Ce pacte prévoit une levée progressive des sanctions, en échange de la garantie que l'Iran ne se doterait pas de l'arme atomique. Même si l'Iran a toujours démenti avoir un tel but.
Après le retrait unilatéral américain et le rétablissement des sanctions qui étranglent l'économie iranienne, l'Iran s'est affranchi progressivement à partir de 2019 de plusieurs limites qu'il avait accepté d'imposer à son programme nucléaire en vertu de l'accord conclu en 2015 avec le groupe 5+1 (États-Unis, France, Allemagne, Grande-Bretagne, Russie, Chine).
D'après Mohammad Javad Zarif, "les stocks d'uranium enrichi vont augmenter" également, en attendant que l'autre camp respecte ses obligations.
"Une fois que tout le monde aura fait sa part et rempli ses obligations, alors il y aura [une reprise] des discussions", a-t-il ajouté.
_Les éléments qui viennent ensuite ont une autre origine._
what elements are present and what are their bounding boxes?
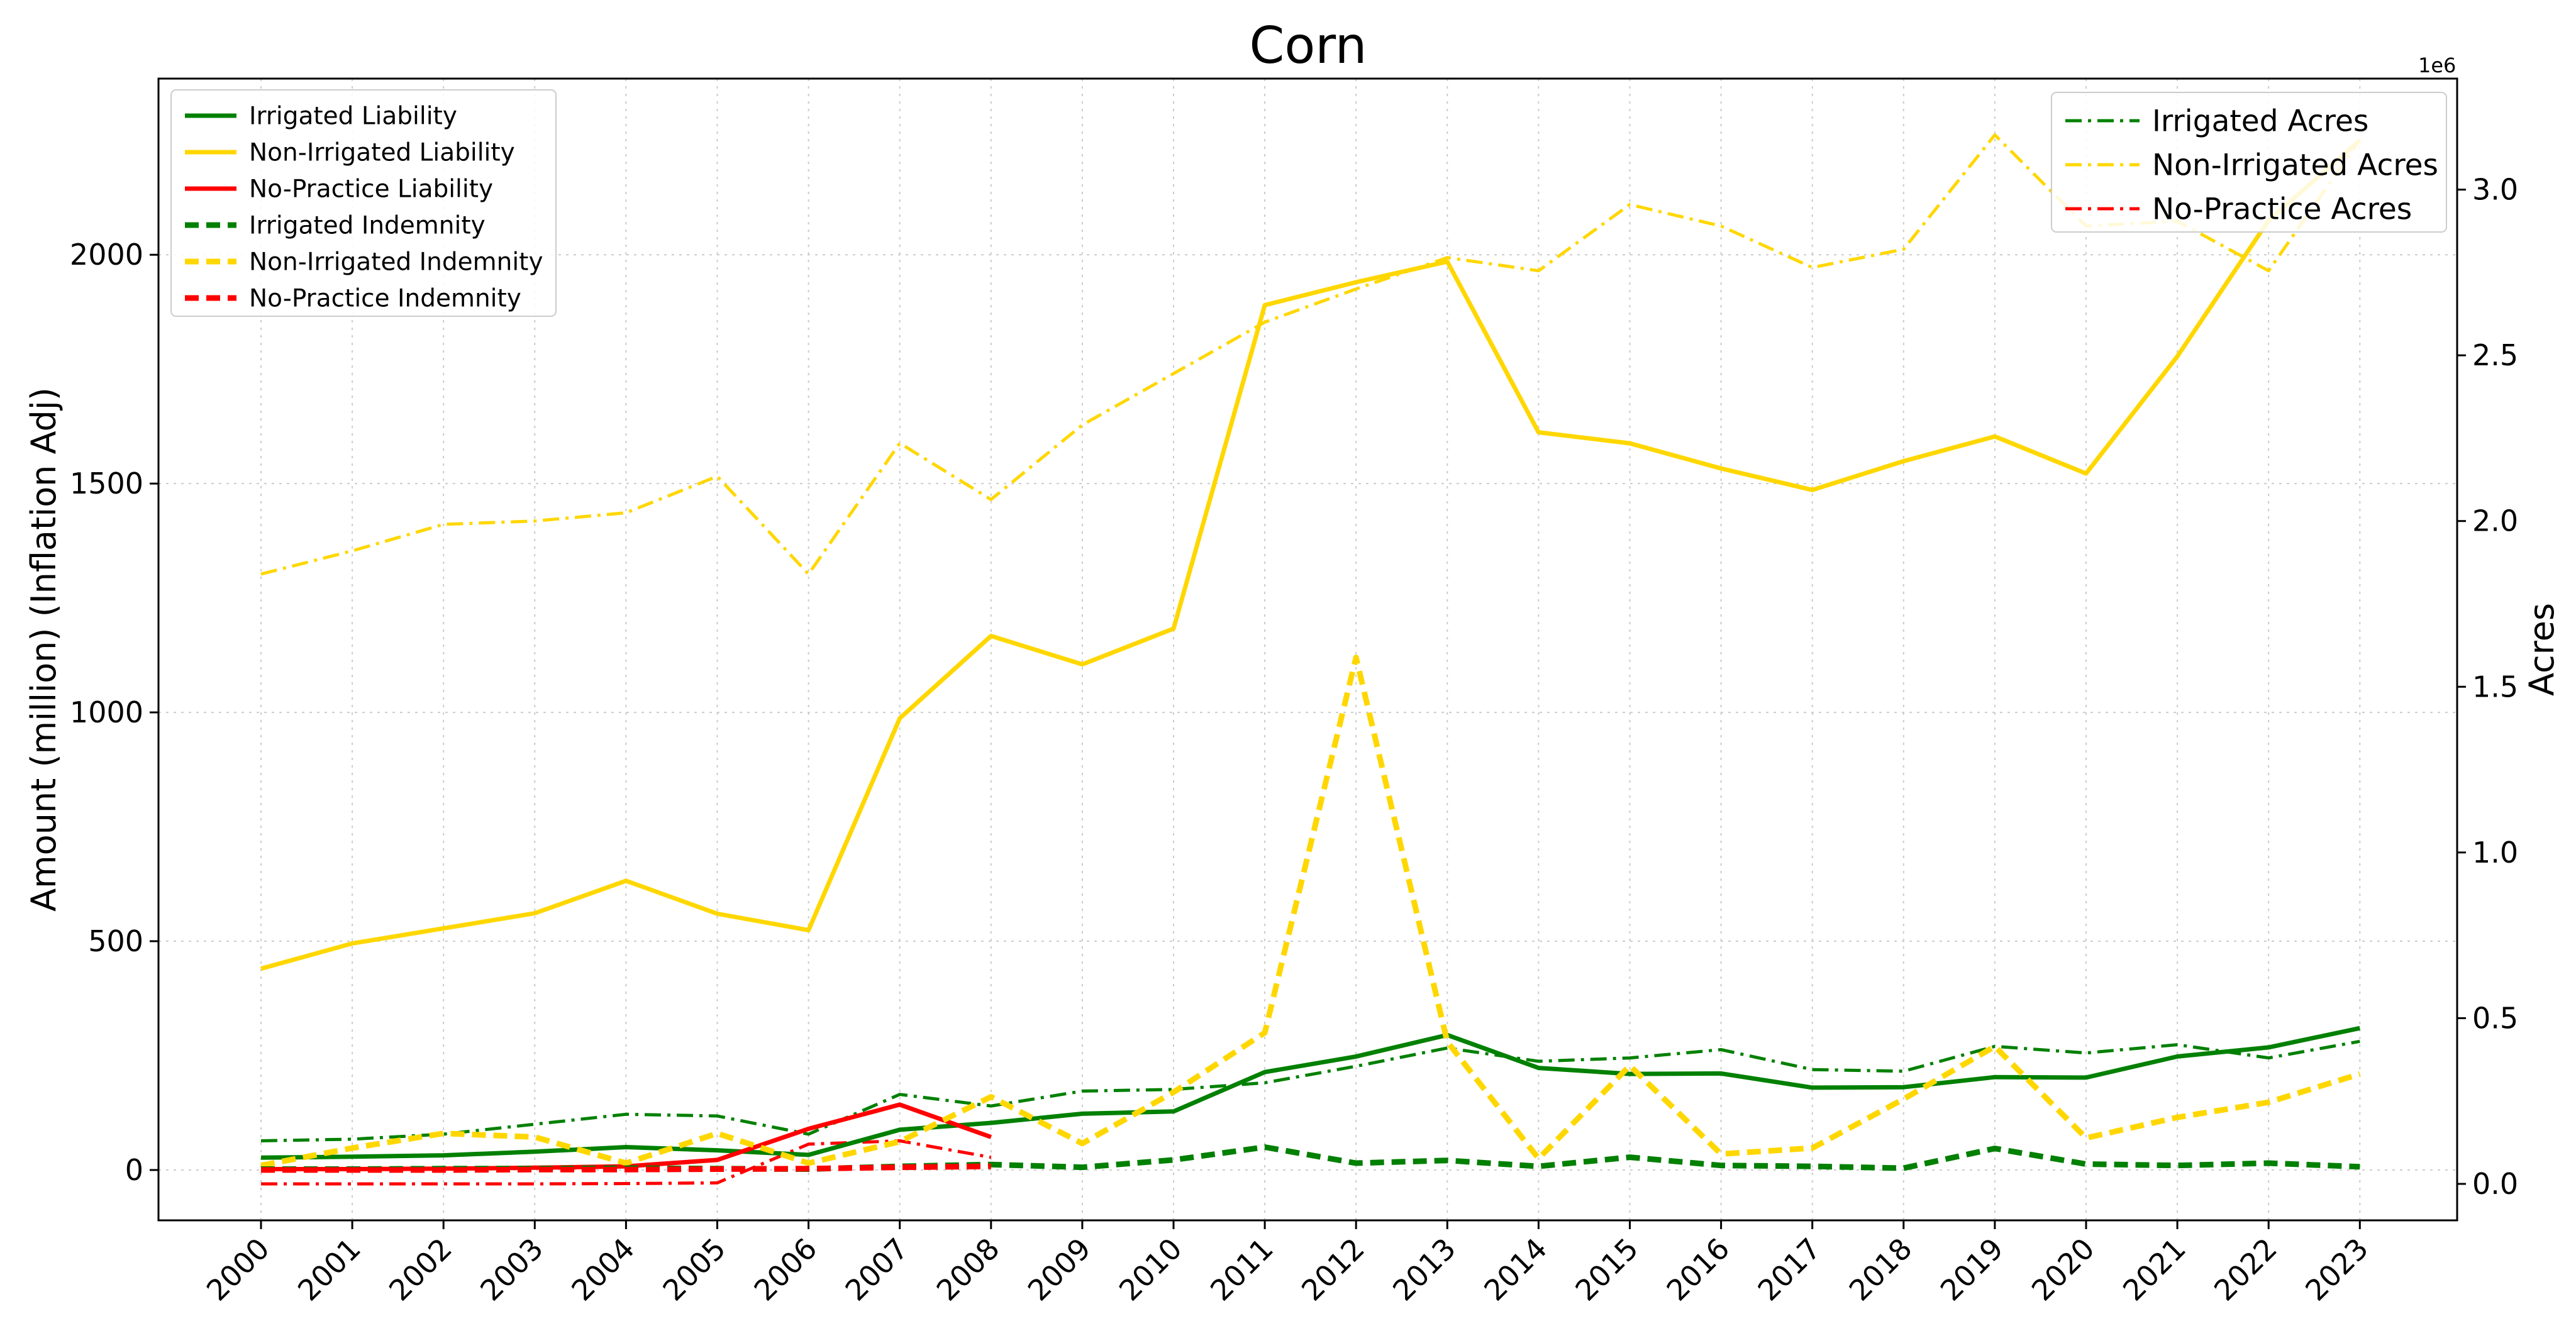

En décembre, le Parlement iranien a exigé du gouvernement de restreindre certaines inspections de l'AIEA sur des installations non nucléaires, y compris des sites militaires suspects en Iran, si les sanctions ne sont pas levées au 21 février.
"Escroquerie occidentale"
Dans un geste à l'égard de l'Iran, les États-Unis ont accepté jeudi 18 février une invitation des Européens à participer à des pourparlers pour relancer l'accord de 2015. Mais le lendemain, Joe Biden a appelé les puissances européennes à travailler de concert avec les États-Unis pour répondre aux "activités déstabilisatrices" de l'Iran au Moyen-Orient.
Dans ce contexte diplomatique complexe et alors que l'Iran et les États-Unis n'entretiennent pas de relations diplomatiques depuis 1980, Abbas Araghchi a indiqué que l'Iran examinait la proposition de l'UE pour une "réunion informelle".